Based on the fact that you made it to this page, there’s a high chance that you have a wireless network at home, or you’ve been asked by a friend to help install one in theirs.
When the Wi-Fi goes out, people break into an immediate panic. Without an Internet connection, productivity is hindered, entertainment outlets are inaccessible, communications are cut off, and truth be told, it starts to feel unbearable. For the average Internet user, connecting to a home network is a literal “set it and forget it” scenario. This can ultimately cause problems once something bad happens — like the big storm that knocks out power, and suddenly you’re resetting the Internet again.
We’ve compiled a list of the most common scenarios when a wireless network isn’t working just right, along with how to quickly overcome them.
1. Any problem at all: restart your router
We get it, your instinctive eye-roll at the mere suggestion doesn’t go unnoticed because admittedly, that was this author’s gut-reaction as well. But nearly every technician’s first suggestion during a Wi-Fi triage is to unplug the router, count to ten, and plug it back in. There are in fact plenty of good reasons to restart your router, namely because technology is imperfect. Between any potential hardware issues, software bugs, data throttling, ISP network errors and unprecedented anomalies, there’s a vast number of complications that can be ironed-out by a simple restart.
2. Spotty connection
Does your connection seem to crap out when you change rooms in your home? First evaluate the location of your router: is it tucked away somewhere, hiding from the world? If your router is near a possible obstruction like a metal filing cabinet, move the router to another part of the room or try elevating it a bit more. But if it’s already out in the open, then what you need is a boost in your network range! It’s time to get an antenna; what it used to do for televisions in the 80s and mobile phones in the 00s, it will do for your router today. Router antennas can be purchased for anywhere between $30 and $100+, but there are tons of articles on DIY signal boosters to keep costs low. You can also use an extension cable for your antenna like this guy from reddit did in order to strengthen your WLAN.
3. Free public Wi-Fi
If you’re one of the lucky few with an unlimited data plan, you are seriously envied. However, the rest of us unable to browse the ‘net with reckless abandon often find ourselves hunting for an open network to get our social media fix on. An overwhelming sense of joy arises when we find (and can connect) to free Wi-Fi, but that elation can quickly turn to despair when a web page doesn’t load. Instead of calling it quits, consider this advice from the /YouShouldKnow subreddit. Type something irregular into your search bar; some people will use a random and private IP address such as 10.0.1.1 to trigger a redirect, while others will use a website like aol.com, something ensured to not be in their cache. If the network is genuine, then entering something into the search bank should trigger the network host’s agreement page, which will allow you to accept their terms of agreement for Wi-Fi usage.

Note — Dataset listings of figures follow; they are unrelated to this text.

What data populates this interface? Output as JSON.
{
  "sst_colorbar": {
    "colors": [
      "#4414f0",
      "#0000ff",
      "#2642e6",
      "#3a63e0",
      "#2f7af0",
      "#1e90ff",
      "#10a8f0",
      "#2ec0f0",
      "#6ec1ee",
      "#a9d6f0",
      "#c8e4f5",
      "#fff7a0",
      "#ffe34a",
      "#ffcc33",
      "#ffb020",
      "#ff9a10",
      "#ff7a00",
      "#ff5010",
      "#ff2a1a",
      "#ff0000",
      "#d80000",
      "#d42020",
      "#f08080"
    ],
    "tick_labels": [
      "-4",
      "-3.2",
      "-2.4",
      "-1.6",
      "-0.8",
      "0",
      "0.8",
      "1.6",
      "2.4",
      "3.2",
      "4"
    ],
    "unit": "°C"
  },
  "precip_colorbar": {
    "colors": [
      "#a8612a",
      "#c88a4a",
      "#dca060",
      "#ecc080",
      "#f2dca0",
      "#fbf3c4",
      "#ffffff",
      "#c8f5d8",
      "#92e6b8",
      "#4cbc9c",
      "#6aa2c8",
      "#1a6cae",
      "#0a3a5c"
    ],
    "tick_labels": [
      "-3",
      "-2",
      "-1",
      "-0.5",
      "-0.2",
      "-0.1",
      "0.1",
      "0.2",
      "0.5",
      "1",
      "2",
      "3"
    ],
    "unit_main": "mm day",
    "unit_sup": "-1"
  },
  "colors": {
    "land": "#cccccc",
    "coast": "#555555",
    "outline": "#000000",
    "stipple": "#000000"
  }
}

We’re also happy to take this opportunity to remind you that public Wi-Fi hotspots in cafes, planes, stores, and just about anywhere else with an open network should be used with caution. The security of these networks is unknown, and the only way to ensure your data’s total privacy whilst connected to a open network is with a VPN.

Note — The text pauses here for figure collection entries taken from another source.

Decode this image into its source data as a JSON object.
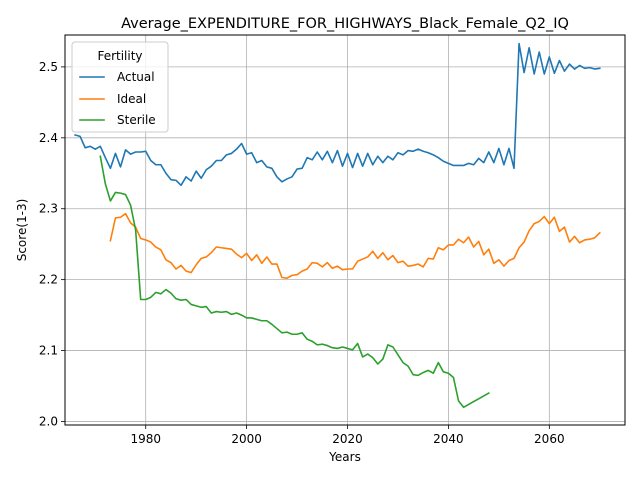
{
  "chart_data": {
    "type": "line",
    "title": "Average_EXPENDITURE_FOR_HIGHWAYS_Black_Female_Q2_IQ",
    "xlabel": "Years",
    "ylabel": "Score(1-3)",
    "xlim": [
      1964,
      2075
    ],
    "ylim": [
      1.995,
      2.545
    ],
    "xticks": [
      1980,
      2000,
      2020,
      2040,
      2060
    ],
    "yticks": [
      2.0,
      2.1,
      2.2,
      2.3,
      2.4,
      2.5
    ],
    "ytick_labels": [
      "2.0",
      "2.1",
      "2.2",
      "2.3",
      "2.4",
      "2.5"
    ],
    "grid": true,
    "legend": {
      "title": "Fertility",
      "placement": "top-left"
    },
    "series": [
      {
        "name": "Actual",
        "color": "#1f77b4",
        "points": [
          [
            1966,
            2.404
          ],
          [
            1967,
            2.402
          ],
          [
            1968,
            2.386
          ],
          [
            1969,
            2.388
          ],
          [
            1970,
            2.384
          ],
          [
            1971,
            2.388
          ],
          [
            1972,
            2.372
          ],
          [
            1973,
            2.357
          ],
          [
            1974,
            2.378
          ],
          [
            1975,
            2.359
          ],
          [
            1976,
            2.383
          ],
          [
            1977,
            2.377
          ],
          [
            1978,
            2.38
          ],
          [
            1979,
            2.38
          ],
          [
            1980,
            2.381
          ],
          [
            1981,
            2.368
          ],
          [
            1982,
            2.362
          ],
          [
            1983,
            2.362
          ],
          [
            1984,
            2.35
          ],
          [
            1985,
            2.341
          ],
          [
            1986,
            2.34
          ],
          [
            1987,
            2.333
          ],
          [
            1988,
            2.345
          ],
          [
            1989,
            2.339
          ],
          [
            1990,
            2.353
          ],
          [
            1991,
            2.343
          ],
          [
            1992,
            2.355
          ],
          [
            1993,
            2.36
          ],
          [
            1994,
            2.368
          ],
          [
            1995,
            2.368
          ],
          [
            1996,
            2.376
          ],
          [
            1997,
            2.378
          ],
          [
            1998,
            2.384
          ],
          [
            1999,
            2.392
          ],
          [
            2000,
            2.377
          ],
          [
            2001,
            2.379
          ],
          [
            2002,
            2.365
          ],
          [
            2003,
            2.368
          ],
          [
            2004,
            2.359
          ],
          [
            2005,
            2.357
          ],
          [
            2006,
            2.345
          ],
          [
            2007,
            2.338
          ],
          [
            2008,
            2.342
          ],
          [
            2009,
            2.345
          ],
          [
            2010,
            2.356
          ],
          [
            2011,
            2.357
          ],
          [
            2012,
            2.372
          ],
          [
            2013,
            2.369
          ],
          [
            2014,
            2.38
          ],
          [
            2015,
            2.369
          ],
          [
            2016,
            2.381
          ],
          [
            2017,
            2.365
          ],
          [
            2018,
            2.382
          ],
          [
            2019,
            2.36
          ],
          [
            2020,
            2.378
          ],
          [
            2021,
            2.358
          ],
          [
            2022,
            2.378
          ],
          [
            2023,
            2.36
          ],
          [
            2024,
            2.378
          ],
          [
            2025,
            2.362
          ],
          [
            2026,
            2.374
          ],
          [
            2027,
            2.365
          ],
          [
            2028,
            2.374
          ],
          [
            2029,
            2.369
          ],
          [
            2030,
            2.379
          ],
          [
            2031,
            2.376
          ],
          [
            2032,
            2.382
          ],
          [
            2033,
            2.381
          ],
          [
            2034,
            2.384
          ],
          [
            2035,
            2.381
          ],
          [
            2036,
            2.379
          ],
          [
            2037,
            2.376
          ],
          [
            2038,
            2.372
          ],
          [
            2039,
            2.367
          ],
          [
            2040,
            2.364
          ],
          [
            2041,
            2.361
          ],
          [
            2042,
            2.361
          ],
          [
            2043,
            2.361
          ],
          [
            2044,
            2.364
          ],
          [
            2045,
            2.362
          ],
          [
            2046,
            2.371
          ],
          [
            2047,
            2.365
          ],
          [
            2048,
            2.38
          ],
          [
            2049,
            2.365
          ],
          [
            2050,
            2.385
          ],
          [
            2051,
            2.362
          ],
          [
            2052,
            2.385
          ],
          [
            2053,
            2.357
          ],
          [
            2054,
            2.533
          ],
          [
            2055,
            2.492
          ],
          [
            2056,
            2.527
          ],
          [
            2057,
            2.49
          ],
          [
            2058,
            2.521
          ],
          [
            2059,
            2.49
          ],
          [
            2060,
            2.514
          ],
          [
            2061,
            2.491
          ],
          [
            2062,
            2.509
          ],
          [
            2063,
            2.494
          ],
          [
            2064,
            2.504
          ],
          [
            2065,
            2.497
          ],
          [
            2066,
            2.502
          ],
          [
            2067,
            2.498
          ],
          [
            2068,
            2.499
          ],
          [
            2069,
            2.497
          ],
          [
            2070,
            2.498
          ]
        ]
      },
      {
        "name": "Ideal",
        "color": "#ff7f0e",
        "points": [
          [
            1973,
            2.255
          ],
          [
            1974,
            2.287
          ],
          [
            1975,
            2.288
          ],
          [
            1976,
            2.293
          ],
          [
            1977,
            2.28
          ],
          [
            1978,
            2.274
          ],
          [
            1979,
            2.258
          ],
          [
            1980,
            2.256
          ],
          [
            1981,
            2.253
          ],
          [
            1982,
            2.246
          ],
          [
            1983,
            2.242
          ],
          [
            1984,
            2.228
          ],
          [
            1985,
            2.224
          ],
          [
            1986,
            2.215
          ],
          [
            1987,
            2.22
          ],
          [
            1988,
            2.212
          ],
          [
            1989,
            2.21
          ],
          [
            1990,
            2.221
          ],
          [
            1991,
            2.23
          ],
          [
            1992,
            2.232
          ],
          [
            1993,
            2.238
          ],
          [
            1994,
            2.246
          ],
          [
            1995,
            2.245
          ],
          [
            1996,
            2.244
          ],
          [
            1997,
            2.243
          ],
          [
            1998,
            2.236
          ],
          [
            1999,
            2.231
          ],
          [
            2000,
            2.237
          ],
          [
            2001,
            2.227
          ],
          [
            2002,
            2.235
          ],
          [
            2003,
            2.223
          ],
          [
            2004,
            2.232
          ],
          [
            2005,
            2.222
          ],
          [
            2006,
            2.222
          ],
          [
            2007,
            2.203
          ],
          [
            2008,
            2.202
          ],
          [
            2009,
            2.206
          ],
          [
            2010,
            2.207
          ],
          [
            2011,
            2.212
          ],
          [
            2012,
            2.215
          ],
          [
            2013,
            2.224
          ],
          [
            2014,
            2.223
          ],
          [
            2015,
            2.218
          ],
          [
            2016,
            2.224
          ],
          [
            2017,
            2.216
          ],
          [
            2018,
            2.219
          ],
          [
            2019,
            2.214
          ],
          [
            2020,
            2.215
          ],
          [
            2021,
            2.215
          ],
          [
            2022,
            2.226
          ],
          [
            2023,
            2.229
          ],
          [
            2024,
            2.232
          ],
          [
            2025,
            2.24
          ],
          [
            2026,
            2.23
          ],
          [
            2027,
            2.238
          ],
          [
            2028,
            2.228
          ],
          [
            2029,
            2.234
          ],
          [
            2030,
            2.224
          ],
          [
            2031,
            2.226
          ],
          [
            2032,
            2.219
          ],
          [
            2033,
            2.22
          ],
          [
            2034,
            2.222
          ],
          [
            2035,
            2.218
          ],
          [
            2036,
            2.23
          ],
          [
            2037,
            2.229
          ],
          [
            2038,
            2.245
          ],
          [
            2039,
            2.242
          ],
          [
            2040,
            2.249
          ],
          [
            2041,
            2.249
          ],
          [
            2042,
            2.257
          ],
          [
            2043,
            2.252
          ],
          [
            2044,
            2.26
          ],
          [
            2045,
            2.246
          ],
          [
            2046,
            2.254
          ],
          [
            2047,
            2.235
          ],
          [
            2048,
            2.243
          ],
          [
            2049,
            2.223
          ],
          [
            2050,
            2.228
          ],
          [
            2051,
            2.219
          ],
          [
            2052,
            2.227
          ],
          [
            2053,
            2.23
          ],
          [
            2054,
            2.245
          ],
          [
            2055,
            2.253
          ],
          [
            2056,
            2.269
          ],
          [
            2057,
            2.279
          ],
          [
            2058,
            2.282
          ],
          [
            2059,
            2.289
          ],
          [
            2060,
            2.279
          ],
          [
            2061,
            2.288
          ],
          [
            2062,
            2.268
          ],
          [
            2063,
            2.274
          ],
          [
            2064,
            2.253
          ],
          [
            2065,
            2.261
          ],
          [
            2066,
            2.252
          ],
          [
            2067,
            2.256
          ],
          [
            2068,
            2.257
          ],
          [
            2069,
            2.259
          ],
          [
            2070,
            2.266
          ]
        ]
      },
      {
        "name": "Sterile",
        "color": "#2ca02c",
        "points": [
          [
            1971,
            2.374
          ],
          [
            1972,
            2.335
          ],
          [
            1973,
            2.311
          ],
          [
            1974,
            2.323
          ],
          [
            1975,
            2.322
          ],
          [
            1976,
            2.32
          ],
          [
            1977,
            2.305
          ],
          [
            1978,
            2.27
          ],
          [
            1979,
            2.172
          ],
          [
            1980,
            2.172
          ],
          [
            1981,
            2.175
          ],
          [
            1982,
            2.182
          ],
          [
            1983,
            2.18
          ],
          [
            1984,
            2.186
          ],
          [
            1985,
            2.181
          ],
          [
            1986,
            2.173
          ],
          [
            1987,
            2.171
          ],
          [
            1988,
            2.172
          ],
          [
            1989,
            2.165
          ],
          [
            1990,
            2.163
          ],
          [
            1991,
            2.161
          ],
          [
            1992,
            2.162
          ],
          [
            1993,
            2.153
          ],
          [
            1994,
            2.155
          ],
          [
            1995,
            2.154
          ],
          [
            1996,
            2.155
          ],
          [
            1997,
            2.151
          ],
          [
            1998,
            2.153
          ],
          [
            1999,
            2.15
          ],
          [
            2000,
            2.146
          ],
          [
            2001,
            2.146
          ],
          [
            2002,
            2.144
          ],
          [
            2003,
            2.142
          ],
          [
            2004,
            2.142
          ],
          [
            2005,
            2.137
          ],
          [
            2006,
            2.131
          ],
          [
            2007,
            2.125
          ],
          [
            2008,
            2.126
          ],
          [
            2009,
            2.123
          ],
          [
            2010,
            2.123
          ],
          [
            2011,
            2.125
          ],
          [
            2012,
            2.116
          ],
          [
            2013,
            2.113
          ],
          [
            2014,
            2.108
          ],
          [
            2015,
            2.109
          ],
          [
            2016,
            2.107
          ],
          [
            2017,
            2.104
          ],
          [
            2018,
            2.103
          ],
          [
            2019,
            2.105
          ],
          [
            2020,
            2.103
          ],
          [
            2021,
            2.101
          ],
          [
            2022,
            2.11
          ],
          [
            2023,
            2.091
          ],
          [
            2024,
            2.095
          ],
          [
            2025,
            2.09
          ],
          [
            2026,
            2.081
          ],
          [
            2027,
            2.088
          ],
          [
            2028,
            2.108
          ],
          [
            2029,
            2.105
          ],
          [
            2030,
            2.094
          ],
          [
            2031,
            2.083
          ],
          [
            2032,
            2.078
          ],
          [
            2033,
            2.066
          ],
          [
            2034,
            2.065
          ],
          [
            2035,
            2.069
          ],
          [
            2036,
            2.072
          ],
          [
            2037,
            2.068
          ],
          [
            2038,
            2.083
          ],
          [
            2039,
            2.07
          ],
          [
            2040,
            2.068
          ],
          [
            2041,
            2.062
          ],
          [
            2042,
            2.029
          ],
          [
            2043,
            2.02
          ],
          [
            2044,
            2.024
          ],
          [
            2045,
            2.028
          ],
          [
            2046,
            2.032
          ],
          [
            2047,
            2.036
          ],
          [
            2048,
            2.04
          ]
        ]
      }
    ]
  }
}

4. Router lights are on, but nobody’s home
This is arguably the most frustrating of all problems because everything appears to be okay. Your router’s lights show everything is working properly, but you can’t even see your network listed on your laptop or smartphone. What gives?

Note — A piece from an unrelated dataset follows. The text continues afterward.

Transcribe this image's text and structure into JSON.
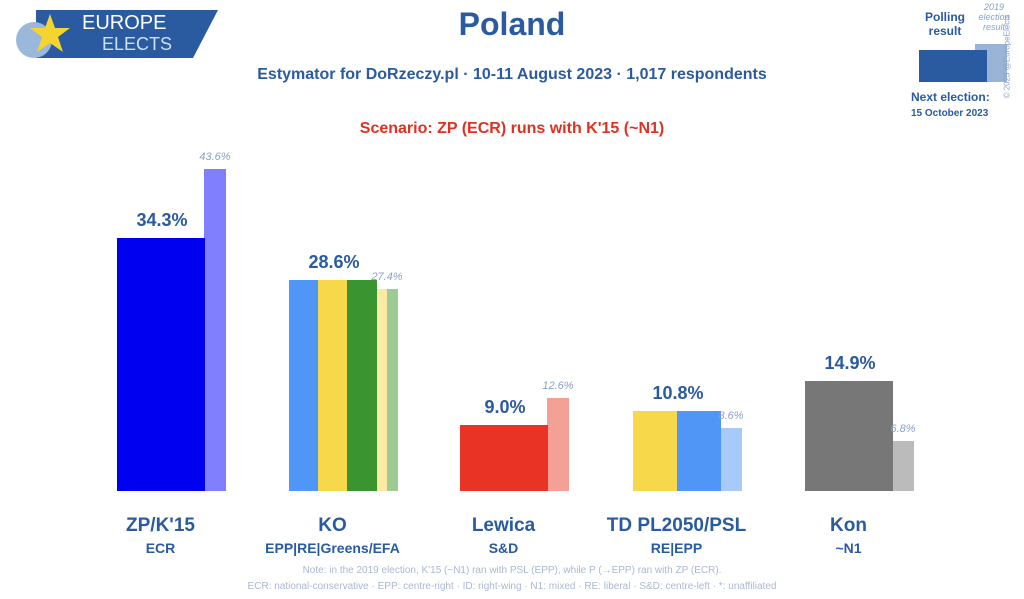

First test your network through an ethernet wire. If you’re still pulling a connection and browsing while connected directly to your LAN, then your hardware may have been reset. This can happen for multiple reasons, like a firmware bug, a change in a network name, or even a temporary power loss.
Check the bottom of your router for a sticker with its original name (also known as the SSID) and password, and compare those default router credentials to the list of wireless networks in your area. Is your router’s original name there? If you see it, connect with your original password. If that works, then log into the admin panel and change your router’s name back to whatever snappy title it had before. Just don’t forget to change the default password as well.
5. It’s too hot
Happened to adjust or brush against your router only to feel that it was hot to the touch? You may need to unplug it from the power for a few minutes and let things cool down. When operating at peak power, many routers can get toasty enough to keep your coffee warm. They’re complicated electronics that need room to breathe, so if other equipment is placed on top of the router or is otherwise blocking vents, things can easily overheat, causing all sorts of bizarre behavior. Place your Wi-Fi gear on top of a shelf when possible, and leave at least a couple of inches of space on all sides for ventilation.